Motor vehicle collisions
If you are involved in a motor collision , the law requires you to do certain things. This applies whether the collision was with another motor vehicle, another user of the road or an object along the road. There are also things it is advisable to do for safety reasons and to help reduce your possible financial loss.
What are my legal obligations?
Your legal obligations, if you are involved in a motor collision, are set out in Section 106 of the Road Traffic Act 1961 as amended.
Stay at the scene: You must stop your car and remain at the scene of the accident for a reasonable time.
Provide information: If a Garda is present at the scene of the collision, you must give them, when requested:
- Your name and address
- The address where your car is kept
- The name and address of the car owner
- The car’s registration number
- Motor insurance details (including the expiry date of the policy)

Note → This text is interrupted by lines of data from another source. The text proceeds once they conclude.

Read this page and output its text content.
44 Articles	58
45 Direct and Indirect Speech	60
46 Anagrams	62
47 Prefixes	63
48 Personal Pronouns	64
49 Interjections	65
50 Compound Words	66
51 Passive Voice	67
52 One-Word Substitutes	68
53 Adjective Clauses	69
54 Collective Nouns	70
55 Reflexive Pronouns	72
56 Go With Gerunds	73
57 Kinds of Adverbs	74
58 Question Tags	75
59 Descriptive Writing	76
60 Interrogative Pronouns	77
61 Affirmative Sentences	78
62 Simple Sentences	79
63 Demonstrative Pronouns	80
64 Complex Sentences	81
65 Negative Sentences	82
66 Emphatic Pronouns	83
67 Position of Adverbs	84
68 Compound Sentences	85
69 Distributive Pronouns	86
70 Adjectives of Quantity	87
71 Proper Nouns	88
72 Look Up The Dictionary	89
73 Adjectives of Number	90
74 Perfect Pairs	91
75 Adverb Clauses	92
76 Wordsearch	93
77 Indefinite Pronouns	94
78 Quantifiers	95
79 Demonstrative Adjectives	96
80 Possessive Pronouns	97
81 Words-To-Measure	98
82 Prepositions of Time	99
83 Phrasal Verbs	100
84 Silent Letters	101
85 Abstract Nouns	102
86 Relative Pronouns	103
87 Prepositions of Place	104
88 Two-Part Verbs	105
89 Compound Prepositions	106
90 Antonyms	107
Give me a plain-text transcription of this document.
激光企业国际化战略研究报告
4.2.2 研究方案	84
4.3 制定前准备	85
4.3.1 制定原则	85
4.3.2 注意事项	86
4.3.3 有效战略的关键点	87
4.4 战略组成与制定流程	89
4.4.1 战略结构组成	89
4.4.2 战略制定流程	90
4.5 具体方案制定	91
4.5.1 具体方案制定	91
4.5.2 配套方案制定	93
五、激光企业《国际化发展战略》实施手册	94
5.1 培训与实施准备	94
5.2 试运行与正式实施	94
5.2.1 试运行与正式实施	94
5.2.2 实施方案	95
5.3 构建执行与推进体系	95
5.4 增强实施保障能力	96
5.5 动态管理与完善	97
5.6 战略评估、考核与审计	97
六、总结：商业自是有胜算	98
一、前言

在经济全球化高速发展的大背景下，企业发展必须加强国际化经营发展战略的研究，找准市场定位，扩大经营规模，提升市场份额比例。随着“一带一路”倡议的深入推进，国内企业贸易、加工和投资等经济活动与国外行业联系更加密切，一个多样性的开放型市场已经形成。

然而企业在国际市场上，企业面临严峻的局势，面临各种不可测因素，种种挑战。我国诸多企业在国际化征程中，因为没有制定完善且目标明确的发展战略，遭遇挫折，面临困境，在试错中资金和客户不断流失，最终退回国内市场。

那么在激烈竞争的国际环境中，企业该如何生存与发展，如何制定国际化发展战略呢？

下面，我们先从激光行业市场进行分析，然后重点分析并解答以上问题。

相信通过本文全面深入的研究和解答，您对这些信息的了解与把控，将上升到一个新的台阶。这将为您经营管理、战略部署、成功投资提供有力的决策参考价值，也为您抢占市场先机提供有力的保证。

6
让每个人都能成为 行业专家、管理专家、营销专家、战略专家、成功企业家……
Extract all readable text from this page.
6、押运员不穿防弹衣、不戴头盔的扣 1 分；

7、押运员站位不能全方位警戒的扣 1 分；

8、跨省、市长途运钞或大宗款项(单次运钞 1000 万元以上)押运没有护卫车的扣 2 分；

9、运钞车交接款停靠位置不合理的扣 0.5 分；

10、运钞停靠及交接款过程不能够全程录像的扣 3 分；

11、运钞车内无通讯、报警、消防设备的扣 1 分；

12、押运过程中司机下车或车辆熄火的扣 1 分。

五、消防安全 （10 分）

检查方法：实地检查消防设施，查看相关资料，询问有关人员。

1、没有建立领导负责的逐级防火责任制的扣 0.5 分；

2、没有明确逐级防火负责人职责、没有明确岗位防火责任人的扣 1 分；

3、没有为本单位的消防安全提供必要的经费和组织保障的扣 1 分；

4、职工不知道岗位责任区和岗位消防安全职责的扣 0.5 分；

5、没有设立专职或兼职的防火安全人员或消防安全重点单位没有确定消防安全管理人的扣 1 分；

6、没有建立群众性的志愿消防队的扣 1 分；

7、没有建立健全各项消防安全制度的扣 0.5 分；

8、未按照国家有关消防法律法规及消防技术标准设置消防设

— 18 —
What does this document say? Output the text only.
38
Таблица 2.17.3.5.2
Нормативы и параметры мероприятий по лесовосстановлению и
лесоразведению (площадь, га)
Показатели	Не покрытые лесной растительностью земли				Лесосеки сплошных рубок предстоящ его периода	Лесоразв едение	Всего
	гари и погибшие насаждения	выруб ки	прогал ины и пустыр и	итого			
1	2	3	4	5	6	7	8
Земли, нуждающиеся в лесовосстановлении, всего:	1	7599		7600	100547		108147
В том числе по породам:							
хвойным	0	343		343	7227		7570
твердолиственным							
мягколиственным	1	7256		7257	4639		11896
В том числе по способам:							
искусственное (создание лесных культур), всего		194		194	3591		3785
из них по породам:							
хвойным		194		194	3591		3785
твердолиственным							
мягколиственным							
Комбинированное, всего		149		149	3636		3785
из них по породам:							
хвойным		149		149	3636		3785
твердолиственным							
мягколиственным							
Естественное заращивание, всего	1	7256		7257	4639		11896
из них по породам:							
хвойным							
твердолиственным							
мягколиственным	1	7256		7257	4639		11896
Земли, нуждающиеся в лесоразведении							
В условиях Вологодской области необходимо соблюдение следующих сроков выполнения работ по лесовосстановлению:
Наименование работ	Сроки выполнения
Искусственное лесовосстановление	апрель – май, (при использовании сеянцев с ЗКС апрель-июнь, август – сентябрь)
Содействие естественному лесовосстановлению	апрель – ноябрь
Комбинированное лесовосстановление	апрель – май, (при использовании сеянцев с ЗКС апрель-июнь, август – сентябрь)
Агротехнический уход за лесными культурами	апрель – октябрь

If there is no Garda present, you must give this information on request to:
- The injured person (where someone has been hurt) – or a person asking on their behalf
- The owner whose property has been damaged, or someone asking on their behalf
If none of these people are present, give the information to an independent person who was present when the collision occurred.
Report the accident: If there is no Garda present, you must report the accident as soon as possible to a Garda who is nearby or at a Garda station. The person (if any) you gave the information to can do this. If they are not in a position to do so, you must report the accident.
What should I do if I am involved in a motor collision?
Decide whether to move the cars: If the collision is serious, do not move the cars. If the collision is minor and the cars are blocking the road or are a danger to other road users, mark their position on the road then move them. Take care when moving damaged cars and be alert to the danger from leaking fuel.
Warn other drivers: Try to warn oncoming traffic of the accident. You can warn them by using your hazard lights. If you have a reflective advance-warning triangle, place it on the road far enough from the scene of the collision to give enough warning to approaching traffic. If the collision happens near a bend in the road, make sure you give warning to traffic on both sides of the bend.
If you need to ask for another road user’s help to warn traffic, do so right away.
Call for help: If someone is injured, call the Gardaí (telephone 999 or 112) and, if necessary, ambulance services.
Get information: You should obtain the information listed above (under ‘Provide information’) from the other drivers involved in the collision. If the collision involves damage to property, get the owner’s name, address and telephone number.
Get the names, addresses and telephone numbers of any witnesses, as these may be required if a question of liability arises.
Photos: Take photos of the scene of the collision if you have a camera. These should include photos of the vehicles before they are moved.
Garda details: You should obtain the name or number of the Garda to whom the collision is reported. You may need to ensure that a Garda report has been filed for insurance purposes.
Write down what happened: You should write down an account of all relevant facts connected to the collision as soon as possible afterwards. Sign and date your account (including the time) when it is completed.
Uninsured or unidentified cars: If you wish to claim compensation where you are involved in an accident with an uninsured or unidentified car, contact the Motor Insurer's Bureau of Ireland (MIBI). MIBI also deals with claims arising from foreign drivers in Ireland or Irish drivers abroad.
Further information: For more advice on what to do at the scene of an accident, see Rules of the Road (pdf).
Serious road traffic collisions
When a serious road traffic collision occurs, causing a serious or fatal injury, there will be an investigation by the Gardaí and possibly the coroner. It may involve an inquest and even a criminal prosecution.
PARC Road Safety Group has published Finding your way (pdf). It is a guide for victims where the driver under suspicion of having caused a fatal or serious injury collision has survived and may face a criminal prosecution.